Колеса передка и орудия не вращались, стянутые цепями тормоза, но цепь не врезалась в накатанную до полированной гладкости, набитую дорогу, и валенки солдат разъезжались, скользили по скату, не находя точек опоры. А тяжесть нагруженного снарядами передка и тяжесть орудия неудержимо наваливались сверху. Деревянные вальки изредка ударяли по задним натруженным ногам присевших коренников с задранными мордами; ездовые дико закричали, оглядываясь на расчет, ненавидя и умоляя взглядом, – и весь клубок трудно дышащих, нависших на колеса тел покатился вниз, убыстряя и убыстряя движение.
– Одерживай! – выдохнул Кузнецов, чувствуя необоримую тяжесть орудия, видя рядом налитое кровью лицо Уханова, широкой своей спиной упершегося в передок; а справа – выкаченные напряжением круглые глаза Нечаева, его белые усики, и неожиданно в разгоряченной голове мелькнула мысль о том, что он знает их давно, может быть, с тех страшных месяцев отступления под Смоленском, когда он не был лейтенантом, но когда вот так же вытягивали орудия при отступлении. Однако он не знал их тогда и удивился этой мысли. – Ноги, ноги берегите… – выдавил Кузнецов шепотом.
Орудие с передком скатывалось по откосу в балку, визжала по снегу цепь, оскальзывались на спуске потные коренники, с резким звоном выбивая копытами острые брызги льда; ездовые, отваливаясь назад, еле удерживаясь в седлах, натягивали поводья, но правая лошадь переднего уноса внезапно упала брюхом на дорогу и, пытаясь встать, натужно дергая головой, покатилась вниз, потянув за собой коренников.

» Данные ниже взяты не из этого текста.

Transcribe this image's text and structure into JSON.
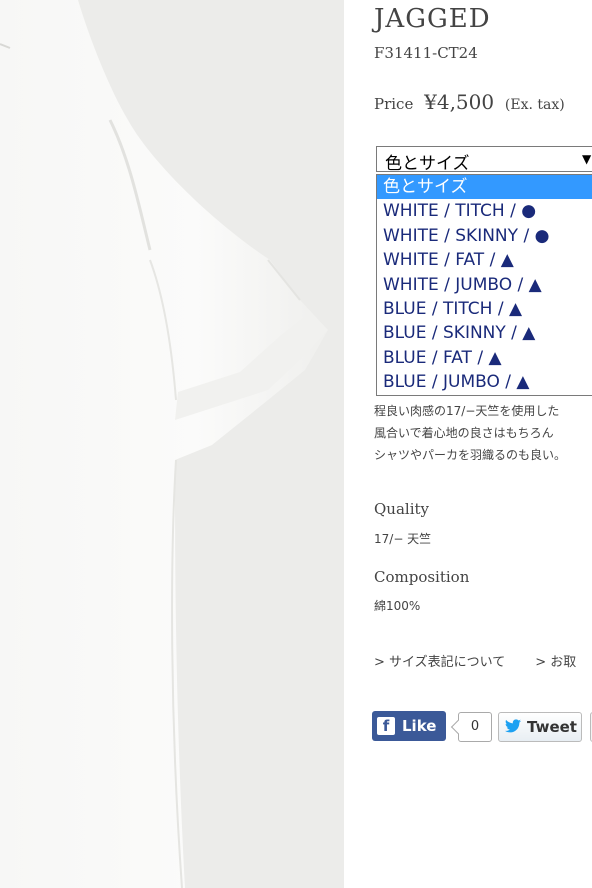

Ездовой на левой уносной удержался в седле, с испуганно-сумасшедшим видом отшатнулся вбок, не в силах поднять истошным криком правую, а она билась о дорогу, скользила на боку, рвала, тянула постромки. С отчаянием Кузнецов ощутил, как орудие неслось по скату, настигая упавшую лошадь, увидел, как внизу старшина Голованов бросился к ней навстречу, потом отскочил в сторону и опять кинулся с попыткой схватить за повод.
– Одерживай!.. – крикнул Кузнецов.
И, ощутив невесомую легкость в плече, не сразу понял, что передок вместе с орудием, скатившись вниз, затормозил на дне балки. С крутой руганью солдаты утомленно распрямляли спины, потирая плечи, смотрели вперед, на упряжку.

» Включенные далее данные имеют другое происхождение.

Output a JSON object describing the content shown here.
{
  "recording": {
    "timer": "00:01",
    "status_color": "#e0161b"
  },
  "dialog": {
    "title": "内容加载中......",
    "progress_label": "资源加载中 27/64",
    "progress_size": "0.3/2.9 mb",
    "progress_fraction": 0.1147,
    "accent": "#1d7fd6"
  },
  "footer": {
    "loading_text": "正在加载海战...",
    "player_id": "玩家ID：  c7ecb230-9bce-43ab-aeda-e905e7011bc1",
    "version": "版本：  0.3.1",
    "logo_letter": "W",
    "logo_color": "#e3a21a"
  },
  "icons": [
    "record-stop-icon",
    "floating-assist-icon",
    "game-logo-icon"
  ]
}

– Что с уносной? – едва выговорил Кузнецов, пошатываясь на одеревеневших ногах, и побежал к лошадям.
Здесь уже стояли Голованов с разведчиками, ездовой Сергуненков, его напарник с коренников Рубин. Все глядели на лошадь, лежавшую на боку посреди дороги. Сергуненков, худенький, бледный, с испуганным лицом подростка, с длинными руками, озираясь беспомощно, вдруг взялся за повод, а молодая уносная, будто поняв, что он хотел сделать, замотала головой, вырываясь, умоляюще кося влажными кроваво-зеркальными, возбужденными глазами. Сергуненков отдернул руку и, оглянувшись в молчаливом отчаянии, присел перед уносной на корточки. Поводя мокрыми потными боками, лошадь заскребла по льду задними копытами, в горячке стараясь подняться, но не поднялась, и по тому, как были неестественно подогнуты ее передние ноги, Кузнецов понял, что она не подымется.

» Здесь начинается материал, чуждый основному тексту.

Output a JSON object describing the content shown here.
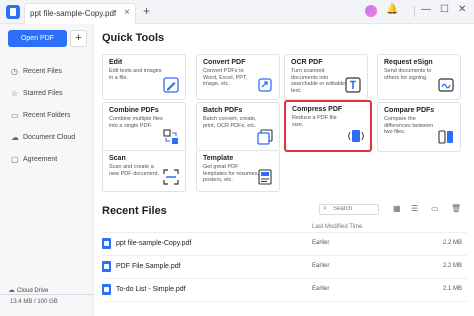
{
  "titlebar": {
    "tab_title": "ppt file-sample-Copy.pdf",
    "tab_close": "×",
    "tab_add": "+",
    "icons": [
      "user-avatar",
      "notification-icon",
      "minimize-icon",
      "maximize-icon",
      "close-icon"
    ]
  },
  "sidebar": {
    "open_pdf": "Open PDF",
    "plus": "+",
    "items": [
      {
        "label": "Recent Files",
        "icon": "clock-icon"
      },
      {
        "label": "Starred Files",
        "icon": "star-icon"
      },
      {
        "label": "Recent Folders",
        "icon": "folder-icon"
      },
      {
        "label": "Document Cloud",
        "icon": "cloud-icon"
      },
      {
        "label": "Agreement",
        "icon": "agreement-icon"
      }
    ],
    "cloud_drive": "Cloud Drive",
    "storage": "13.4 MB / 100 GB"
  },
  "quick_tools": {
    "title": "Quick Tools",
    "cards": [
      {
        "title": "Edit",
        "desc": "Edit texts and images in a file."
      },
      {
        "title": "Convert PDF",
        "desc": "Convert PDFs to Word, Excel, PPT, image, etc."
      },
      {
        "title": "OCR PDF",
        "desc": "Turn scanned documents into searchable or editable text."
      },
      {
        "title": "Request eSign",
        "desc": "Send documents to others for signing."
      },
      {
        "title": "Combine PDFs",
        "desc": "Combine multiple files into a single PDF."
      },
      {
        "title": "Batch PDFs",
        "desc": "Batch convert, create, print, OCR PDFs, etc."
      },
      {
        "title": "Compress PDF",
        "desc": "Reduce a PDF file size."
      },
      {
        "title": "Compare PDFs",
        "desc": "Compare the differences between two files."
      },
      {
        "title": "Scan",
        "desc": "Scan and create a new PDF document."
      },
      {
        "title": "Template",
        "desc": "Get great PDF templates for resumes, posters, etc."
      }
    ]
  },
  "recent": {
    "title": "Recent Files",
    "search_placeholder": "Search",
    "col_modified": "Last Modified Time",
    "files": [
      {
        "name": "ppt file-sample-Copy.pdf",
        "modified": "Earlier",
        "size": "2.2 MB"
      },
      {
        "name": "PDF File Sample.pdf",
        "modified": "Earlier",
        "size": "2.2 MB"
      },
      {
        "name": "To-do List - Simple.pdf",
        "modified": "Earlier",
        "size": "2.1 MB"
      }
    ]
  },
  "colors": {
    "accent": "#2d6ff6",
    "highlight": "#e0323a"
  }
}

– Да вжарь ты ей раза, Сергуненков! Чего раскорячился? Не знаешь норова этой сволочи-симулянтки? – в сердцах выругался ездовой с коренников Рубин, солдат с обветренным, грубым лицом, и хлестнул кнутом по своему наножнику.
– Сам ты сволочь! – тонким, протяжным голосом крикнул Сергуненков. – Не видишь разве?
– А че видеть-то? Знаю ее: все взбрыкивает! Играться бы только. Кнута ей – враз очухается!
– Заткнись, Рубин, надоел! – Уханов предупреждающе толкнул его плечом. – Сказать хочешь – подумай.
– И до фронта не дошла лошаденка-то, – вздохнул с жалостью Чибисов. – Беда какая…
– Да, кажется, передние ноги, – сказал Кузнецов, обходя уносную. – Ну, что вы наделали, ездовые, черт вас возьми! Держали поводья, называется!
– А что делать, лейтенант? – проговорил Уханов. – Конец лошадке. На трех остались. Запасных нет.
– На горбу, значит, потащим орудие? – спросил Нечаев, покусывая усики. – Давно мечтал. С детства.
– Вот комбат сюда… – робко сказал Чибисов. – Разберется он.
– Что у вас, первый взвод? Почему задержка?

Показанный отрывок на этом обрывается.